The allegations of market manipulation stem back to 2010, when Moore agreed to pay $25 million without admitting or denying the charges after the CFTC made allegations of an illegal practice referred to as “banging the close.” In case you’re wondering, Reuters provides a rather concise definition of the phrase:
“The U.S. regulator alleged the fund [Moore] was entering trades in the last 10 seconds of trading in a manner designed to exert upward pressure on the settlement prices. The practice is known as “banging the close.”

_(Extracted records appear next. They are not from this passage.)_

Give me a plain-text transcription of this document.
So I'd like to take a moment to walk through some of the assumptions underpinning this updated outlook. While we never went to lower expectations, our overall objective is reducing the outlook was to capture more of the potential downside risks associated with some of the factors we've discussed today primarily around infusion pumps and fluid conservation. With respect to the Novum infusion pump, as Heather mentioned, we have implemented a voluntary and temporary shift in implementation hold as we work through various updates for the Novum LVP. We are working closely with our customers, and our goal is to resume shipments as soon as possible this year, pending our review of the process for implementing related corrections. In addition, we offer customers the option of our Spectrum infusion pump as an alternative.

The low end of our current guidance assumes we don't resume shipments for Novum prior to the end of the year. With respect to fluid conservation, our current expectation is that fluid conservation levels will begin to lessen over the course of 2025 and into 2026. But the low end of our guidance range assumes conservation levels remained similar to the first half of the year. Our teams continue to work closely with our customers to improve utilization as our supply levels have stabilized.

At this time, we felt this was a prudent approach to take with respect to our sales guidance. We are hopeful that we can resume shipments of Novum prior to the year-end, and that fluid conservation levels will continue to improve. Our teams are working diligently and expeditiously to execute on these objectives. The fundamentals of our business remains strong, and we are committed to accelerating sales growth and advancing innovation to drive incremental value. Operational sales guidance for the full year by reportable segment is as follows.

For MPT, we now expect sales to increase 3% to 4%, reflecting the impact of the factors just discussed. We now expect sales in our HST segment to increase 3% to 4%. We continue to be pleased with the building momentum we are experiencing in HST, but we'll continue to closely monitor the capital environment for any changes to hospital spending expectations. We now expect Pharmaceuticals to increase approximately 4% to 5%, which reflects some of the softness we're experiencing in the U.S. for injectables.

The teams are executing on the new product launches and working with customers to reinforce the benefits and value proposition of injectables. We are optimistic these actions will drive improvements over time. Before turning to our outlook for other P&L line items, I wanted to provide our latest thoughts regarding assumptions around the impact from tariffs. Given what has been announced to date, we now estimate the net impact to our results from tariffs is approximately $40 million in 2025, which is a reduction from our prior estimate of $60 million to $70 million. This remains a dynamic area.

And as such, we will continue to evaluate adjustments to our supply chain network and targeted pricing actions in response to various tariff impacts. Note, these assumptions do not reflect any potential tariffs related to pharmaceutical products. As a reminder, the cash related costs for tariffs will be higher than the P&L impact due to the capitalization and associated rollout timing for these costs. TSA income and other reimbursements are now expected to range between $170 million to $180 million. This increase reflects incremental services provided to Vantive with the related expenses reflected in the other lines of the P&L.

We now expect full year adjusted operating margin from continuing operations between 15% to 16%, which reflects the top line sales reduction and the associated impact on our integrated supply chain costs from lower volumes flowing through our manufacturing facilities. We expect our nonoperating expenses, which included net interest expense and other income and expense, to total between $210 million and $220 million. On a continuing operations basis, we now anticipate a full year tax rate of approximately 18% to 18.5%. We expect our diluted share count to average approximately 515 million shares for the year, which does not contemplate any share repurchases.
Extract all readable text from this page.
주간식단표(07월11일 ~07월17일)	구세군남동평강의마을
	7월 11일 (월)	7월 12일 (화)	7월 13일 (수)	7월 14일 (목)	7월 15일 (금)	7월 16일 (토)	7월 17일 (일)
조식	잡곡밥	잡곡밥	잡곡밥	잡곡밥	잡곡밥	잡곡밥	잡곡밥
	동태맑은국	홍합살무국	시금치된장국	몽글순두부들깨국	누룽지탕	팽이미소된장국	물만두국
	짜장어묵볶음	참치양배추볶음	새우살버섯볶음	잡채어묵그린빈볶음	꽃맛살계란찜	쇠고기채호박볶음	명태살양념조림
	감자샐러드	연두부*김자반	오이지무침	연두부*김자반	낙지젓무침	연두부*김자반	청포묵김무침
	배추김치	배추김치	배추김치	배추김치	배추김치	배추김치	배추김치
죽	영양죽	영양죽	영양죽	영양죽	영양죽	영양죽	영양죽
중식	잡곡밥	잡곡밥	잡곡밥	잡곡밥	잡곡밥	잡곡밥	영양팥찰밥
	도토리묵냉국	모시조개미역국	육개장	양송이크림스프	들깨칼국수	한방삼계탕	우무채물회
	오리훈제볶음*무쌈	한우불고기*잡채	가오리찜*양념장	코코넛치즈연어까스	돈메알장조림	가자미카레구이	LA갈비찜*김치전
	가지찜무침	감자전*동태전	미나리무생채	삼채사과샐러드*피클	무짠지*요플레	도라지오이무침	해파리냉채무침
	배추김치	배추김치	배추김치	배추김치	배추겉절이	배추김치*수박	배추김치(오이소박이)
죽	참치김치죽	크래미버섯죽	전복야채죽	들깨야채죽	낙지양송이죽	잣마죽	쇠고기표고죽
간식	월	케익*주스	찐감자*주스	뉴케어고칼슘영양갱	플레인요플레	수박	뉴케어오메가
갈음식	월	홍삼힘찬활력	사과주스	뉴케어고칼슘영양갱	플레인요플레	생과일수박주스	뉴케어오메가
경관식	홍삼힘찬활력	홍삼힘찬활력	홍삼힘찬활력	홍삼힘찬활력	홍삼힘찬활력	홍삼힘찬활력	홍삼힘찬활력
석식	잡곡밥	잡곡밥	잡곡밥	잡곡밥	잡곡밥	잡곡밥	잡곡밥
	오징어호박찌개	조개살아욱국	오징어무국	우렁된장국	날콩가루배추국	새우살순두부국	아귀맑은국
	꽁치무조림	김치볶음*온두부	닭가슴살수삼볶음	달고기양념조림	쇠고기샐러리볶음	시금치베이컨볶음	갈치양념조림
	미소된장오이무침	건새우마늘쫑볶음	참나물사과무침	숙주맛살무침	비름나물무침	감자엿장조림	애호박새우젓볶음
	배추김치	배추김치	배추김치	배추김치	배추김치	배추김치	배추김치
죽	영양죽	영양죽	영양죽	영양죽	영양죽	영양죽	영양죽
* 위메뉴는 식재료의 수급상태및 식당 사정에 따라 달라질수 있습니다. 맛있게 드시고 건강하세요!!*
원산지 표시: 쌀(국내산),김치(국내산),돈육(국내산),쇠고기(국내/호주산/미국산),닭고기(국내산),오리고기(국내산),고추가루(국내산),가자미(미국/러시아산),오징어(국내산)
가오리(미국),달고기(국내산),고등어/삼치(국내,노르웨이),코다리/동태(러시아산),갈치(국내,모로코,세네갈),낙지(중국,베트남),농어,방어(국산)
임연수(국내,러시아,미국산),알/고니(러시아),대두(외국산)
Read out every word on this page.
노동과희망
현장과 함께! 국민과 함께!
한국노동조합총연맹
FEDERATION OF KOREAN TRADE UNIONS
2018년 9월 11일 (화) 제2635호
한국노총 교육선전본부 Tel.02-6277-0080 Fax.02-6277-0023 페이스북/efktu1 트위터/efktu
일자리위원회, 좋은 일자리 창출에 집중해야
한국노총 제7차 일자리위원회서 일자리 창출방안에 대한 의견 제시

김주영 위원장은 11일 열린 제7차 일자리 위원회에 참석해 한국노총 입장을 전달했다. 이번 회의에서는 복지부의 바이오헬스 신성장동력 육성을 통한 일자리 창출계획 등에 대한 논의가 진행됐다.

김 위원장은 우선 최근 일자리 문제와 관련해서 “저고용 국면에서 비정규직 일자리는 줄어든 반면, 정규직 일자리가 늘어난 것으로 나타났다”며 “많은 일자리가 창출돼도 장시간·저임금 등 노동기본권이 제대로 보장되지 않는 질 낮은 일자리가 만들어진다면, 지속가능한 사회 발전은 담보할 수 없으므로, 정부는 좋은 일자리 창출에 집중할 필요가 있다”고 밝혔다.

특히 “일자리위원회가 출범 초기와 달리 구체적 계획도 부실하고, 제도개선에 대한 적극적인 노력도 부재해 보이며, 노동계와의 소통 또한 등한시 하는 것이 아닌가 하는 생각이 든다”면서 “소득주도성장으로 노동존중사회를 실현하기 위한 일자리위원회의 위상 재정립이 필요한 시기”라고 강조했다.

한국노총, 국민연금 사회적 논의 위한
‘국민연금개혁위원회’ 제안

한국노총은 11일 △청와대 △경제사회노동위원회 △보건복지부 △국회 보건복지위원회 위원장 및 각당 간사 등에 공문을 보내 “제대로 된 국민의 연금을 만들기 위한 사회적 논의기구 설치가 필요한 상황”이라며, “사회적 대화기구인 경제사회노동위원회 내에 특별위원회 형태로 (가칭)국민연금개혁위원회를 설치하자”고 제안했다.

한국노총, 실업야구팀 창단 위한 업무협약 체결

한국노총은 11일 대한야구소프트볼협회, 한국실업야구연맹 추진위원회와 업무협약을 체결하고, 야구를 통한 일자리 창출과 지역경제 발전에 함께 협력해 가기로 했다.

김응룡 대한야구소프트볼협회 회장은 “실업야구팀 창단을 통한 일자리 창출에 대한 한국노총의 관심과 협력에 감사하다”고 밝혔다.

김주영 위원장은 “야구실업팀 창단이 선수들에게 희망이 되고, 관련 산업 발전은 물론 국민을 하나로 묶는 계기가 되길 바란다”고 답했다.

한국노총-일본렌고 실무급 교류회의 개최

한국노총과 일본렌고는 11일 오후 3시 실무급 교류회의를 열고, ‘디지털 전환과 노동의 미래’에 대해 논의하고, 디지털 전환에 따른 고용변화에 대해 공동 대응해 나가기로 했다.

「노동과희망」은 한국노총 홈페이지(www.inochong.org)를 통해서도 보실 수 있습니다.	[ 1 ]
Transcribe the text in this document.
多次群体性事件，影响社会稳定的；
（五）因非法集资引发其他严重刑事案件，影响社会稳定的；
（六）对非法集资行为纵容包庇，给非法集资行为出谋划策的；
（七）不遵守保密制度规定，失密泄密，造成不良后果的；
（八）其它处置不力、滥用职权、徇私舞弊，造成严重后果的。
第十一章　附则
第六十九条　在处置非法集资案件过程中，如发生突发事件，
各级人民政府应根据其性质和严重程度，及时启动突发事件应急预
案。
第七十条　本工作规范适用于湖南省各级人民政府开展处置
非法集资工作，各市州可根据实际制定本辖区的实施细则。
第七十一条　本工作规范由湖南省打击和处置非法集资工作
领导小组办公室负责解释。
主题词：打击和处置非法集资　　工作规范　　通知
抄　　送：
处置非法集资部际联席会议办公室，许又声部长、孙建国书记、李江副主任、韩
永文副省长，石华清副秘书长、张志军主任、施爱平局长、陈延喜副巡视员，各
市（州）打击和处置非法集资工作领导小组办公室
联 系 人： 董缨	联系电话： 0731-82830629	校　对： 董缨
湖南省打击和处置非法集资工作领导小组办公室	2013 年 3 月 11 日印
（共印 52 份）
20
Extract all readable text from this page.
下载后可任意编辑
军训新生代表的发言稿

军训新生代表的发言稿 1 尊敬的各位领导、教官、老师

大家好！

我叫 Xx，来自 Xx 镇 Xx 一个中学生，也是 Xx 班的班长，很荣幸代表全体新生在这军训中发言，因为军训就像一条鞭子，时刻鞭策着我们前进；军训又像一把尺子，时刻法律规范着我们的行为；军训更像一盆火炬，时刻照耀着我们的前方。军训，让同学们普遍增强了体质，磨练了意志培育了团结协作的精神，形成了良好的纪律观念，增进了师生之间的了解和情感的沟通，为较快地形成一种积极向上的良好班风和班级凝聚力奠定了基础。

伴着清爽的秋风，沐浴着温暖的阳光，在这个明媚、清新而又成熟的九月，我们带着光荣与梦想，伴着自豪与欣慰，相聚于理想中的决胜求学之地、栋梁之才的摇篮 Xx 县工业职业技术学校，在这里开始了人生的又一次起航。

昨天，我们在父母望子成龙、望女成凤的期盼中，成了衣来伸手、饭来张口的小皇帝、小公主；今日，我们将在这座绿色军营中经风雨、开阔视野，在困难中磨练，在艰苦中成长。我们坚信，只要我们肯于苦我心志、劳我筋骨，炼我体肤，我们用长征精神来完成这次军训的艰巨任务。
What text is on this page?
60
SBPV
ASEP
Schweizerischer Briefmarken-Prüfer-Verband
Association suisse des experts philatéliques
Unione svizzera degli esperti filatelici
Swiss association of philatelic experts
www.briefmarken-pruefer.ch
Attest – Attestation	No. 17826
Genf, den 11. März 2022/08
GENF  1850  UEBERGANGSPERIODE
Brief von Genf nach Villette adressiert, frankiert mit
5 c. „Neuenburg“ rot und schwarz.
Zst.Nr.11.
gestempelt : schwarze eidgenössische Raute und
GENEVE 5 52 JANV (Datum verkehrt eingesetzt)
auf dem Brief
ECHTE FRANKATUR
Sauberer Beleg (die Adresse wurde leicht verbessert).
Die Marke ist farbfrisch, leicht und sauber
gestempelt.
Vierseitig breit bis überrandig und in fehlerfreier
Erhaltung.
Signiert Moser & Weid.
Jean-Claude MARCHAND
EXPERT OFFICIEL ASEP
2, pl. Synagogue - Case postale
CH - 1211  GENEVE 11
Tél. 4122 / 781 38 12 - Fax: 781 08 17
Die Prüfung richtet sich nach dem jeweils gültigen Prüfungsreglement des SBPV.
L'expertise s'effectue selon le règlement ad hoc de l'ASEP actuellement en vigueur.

Were they really trying to “bang the close,” or were they just trying to enter or exit that market, with billions under management, and as such doing huge number of contracts on the close? Just looking at some rough numbers – a $10 Billion fund risking 0.25% (1 quarter of 1%) of capital on each trade and risking an average daily move of say, $10,000 per contract (200 points in Platinum – about 10% of the price in 2007/2008) would be looking at trading 2,500 contracts at a time. Platinum at the time had average daily volume of about 1,500 contracts. So spreading your trade out over 5 days, for example, would have resulted in 500 or more contracts (1/3 of the volume) on the close every day for 5 days – which would surely be enough to move a market like Platinum into the close.
Now, managed futures managers have been known to trade Platinum and to a lesser extent Palladium on a longer term trend following basis, but that’s where things get weird in this story – because the chart of Platinum in the latter half of 2008 goes straight down just like every other commodity and risk on asset at that time. There sure didn’t look to be odd market behavior on a longer time frame. At the same time – Platinum and Palladium are known amongst traders as some of the most illiquid commodity markets, and generally (in our experience) avoided by most active traders for fear of having trouble getting out. So, what were they doing in that market in size? I guess we’ll never really know what went down… Anyway, it is all over now, and Moore Capital is even allowed to trade that market on the close again after a 3 year hiatus was ordered by the CFTC in 2010.
What’s it mean for you? Well, while we’re not big fans of the sort of ambulance chasing done by a lot of class action lawyers, if the money is getting paid out – and you did trade Palladium or Platinum between 2006 and 2010, why not submit your claim for part of it. Just don’t expect to retire – it will likely be one of those miniature checks you get for $8.23 or so.
PS – speaking of Platinum, whatever happened to the idea of minting the $1 Trillion coin to avoid the US Debt ceiling?